Monday, March 21, 2011

So little time so much to here is the plan to share

Well, the Sun Earth Day NASA Tweetup is over...sort of.  I have tried very hard over the past 36 hours or so to organize my thoughts around how best to share my experience at Goddard Spaceflight Center.

A few quick things come to mind.  First is sharing will take place over multiple postings. Second, the amount information to be shared is massive. I will need to fact check a lot of items. Tweeting (on multiple devices), taking pictures, shooting video, and trying to listen, learn, and ask questions can lead to many bad things. Such as inaccurate numbers, misquoting a presenters comments, or confusing facts from multiple presentations.

I also want to present some themes and ideas that come to mind right now:
  • History. Believe it or not, history plays a key role on how we got to where we are today in Earth and space science. I think it is definitely worth exploring this as a topic.
  • The importance of education in all subjects, not just math, science, and engineering, but in  English, history, and geography. I want to discuss why being good at math and science is only one part of being a great scientist or engineer.
  • The role public outreach (i.e. - Twitter, Facebook, Tweetups, Twitter & web Chats, Foursquare & Gowalla, Flickr groups, video programing like NASA Edge, NASA TV, YouTube and HATCAM, bogging, podcasting, and live chat via Skype and Talkshoe) is critical to making the connections and starting the conversations. These are powerful and far reaching tools and concepts.
    • For example (this has not fact checked) it was said that the Sun Earth Day Tweetup had hit over 3.5 million "impressions" by the end of the live NASA Edge broadcast....we still had half the day to keep the connections growing!!! (A media impression is: the number of people who may have seen an article, heard something on the radio or in a podcast, watched something on television, or read something on a web page or blog - according to This means we "impressed" 3.5 million people one time each or maybe we "impressed" 350,000 people 10 times each. Whether you agree with this definition or not, 3.5 million is a sizable number and it shows we were having a significant impact to a large audience.
  • I also feel its important and interesting discuss past, present, and future Sun, Earth, and Planetary science missions.  I hope this will lead you to explore and discover some of the great NASA missions. I also want to look at Goddard's important role in developing, managing, and planning these missions.
  • You can expect a post on women in science, technology, and engineering. I was surprised and pleased at the number of bright, talented, and enthusiastic women I met at the Sun Earth Day Tweetup. This list includes presenters, coordinators, volunteers, and those in the tweetup group as well.  We had teachers, science enthusiasts, and self-professed space geeks in this group, many of whom were women. I don't care if you are a man or woman, I think we need to best and the brightest working at NASA. And I don't want the young women of today to thinking that space, science, or even NASA is a not a welcome profession.
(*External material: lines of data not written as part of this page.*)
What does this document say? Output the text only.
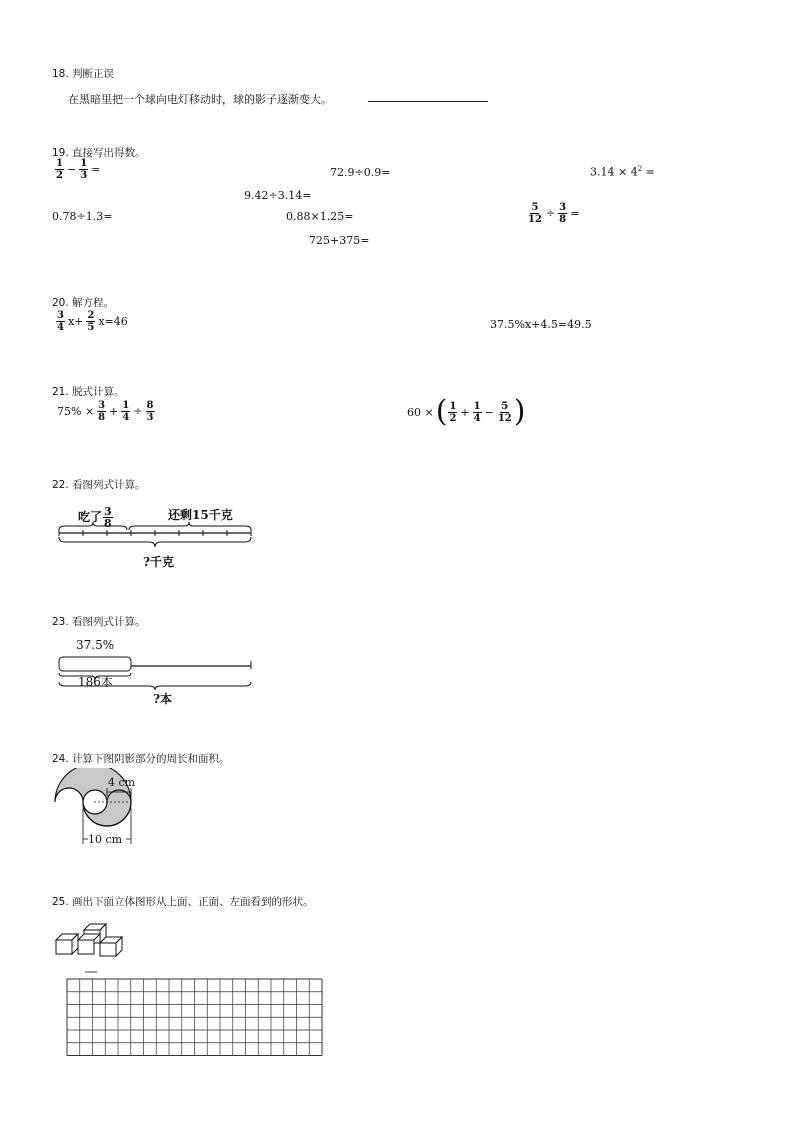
18. 判断正误
在黑暗里把一个球向电灯移动时，球的影子逐渐变大。
19. 直接写出得数。
$\frac{1}{2} - \frac{1}{3}$ =	72.9÷0.9=	$3.14 \times 4^2$ =
9.42÷3.14=
0.78÷1.3=	0.88×1.25=	$\frac{5}{12} \div \frac{3}{8}$ =
725+375=
20. 解方程。
$\frac{3}{4} x+ \frac{2}{5} x=46$	37.5%x+4.5=49.5
21. 脱式计算。
$75\% \times \frac{3}{8} + \frac{1}{4} \div \frac{8}{3}$	60 ×( $\frac{1}{2} + \frac{1}{4} - \frac{5}{12}$ )
22. 看图列式计算。
吃了 $\frac{3}{8}$	还剩15千克
?千克
23. 看图列式计算。
37.5%
186本
?本
24. 计算下图阴影部分的周长和面积。
4 cm
10 cm
25. 画出下面立体图形从上面、正面、左面看到的形状。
I know it is much better today than it was 20 years ago and there are many women entering and succeeding this these fields of work, but that fact that we still having the conversation means there is some work to be done. As a disclaimer I know a post like this may ruffle some feathers but it is meant as nothing more than a positive observation of the people I met at the Tweetup.
  • Finally, I want to share with you how this event has changed me.  With the focus on the youth of today (the next generation of scientists and engineers) I feel its important to look at the role someone like me plays in this focus. I also think its important to evaluate yourself when you have an experience that you think changes something about you, your values, your goals, and ideas. I'm not talking about just upending your life, I'm talking about seeing opportunities, evaluating them, and maybe, if the analysis justifies it, you can "fire your thrusters" and nudge that personal spacecraft of life into another direction. These can be short burns to slightly alter direction or speed or they can be major maneuvers that change the entire mission. Either way I want to explore what type of burn I need, I'm comfortable saying that it is going to be a small one, just enough to change direction over the long run. Not enough to upset the balance with my family or my obligation to them, but enough of a course correction to re-task the long term mission.
Well, that's a lot for me to get out in this post. But I feel I have some direction. I hope these are topics and conversations that you will share and enjoy. Maybe you will even take part in the debate, adding to the body of ideas and moving them forward to another level. Many of the themes will be over multiple postings so there will be opportunities to influence, engage, and inspire the direction and outcome of the conversations.

I can't wait to start this adventure of exploration and discovery. What about you?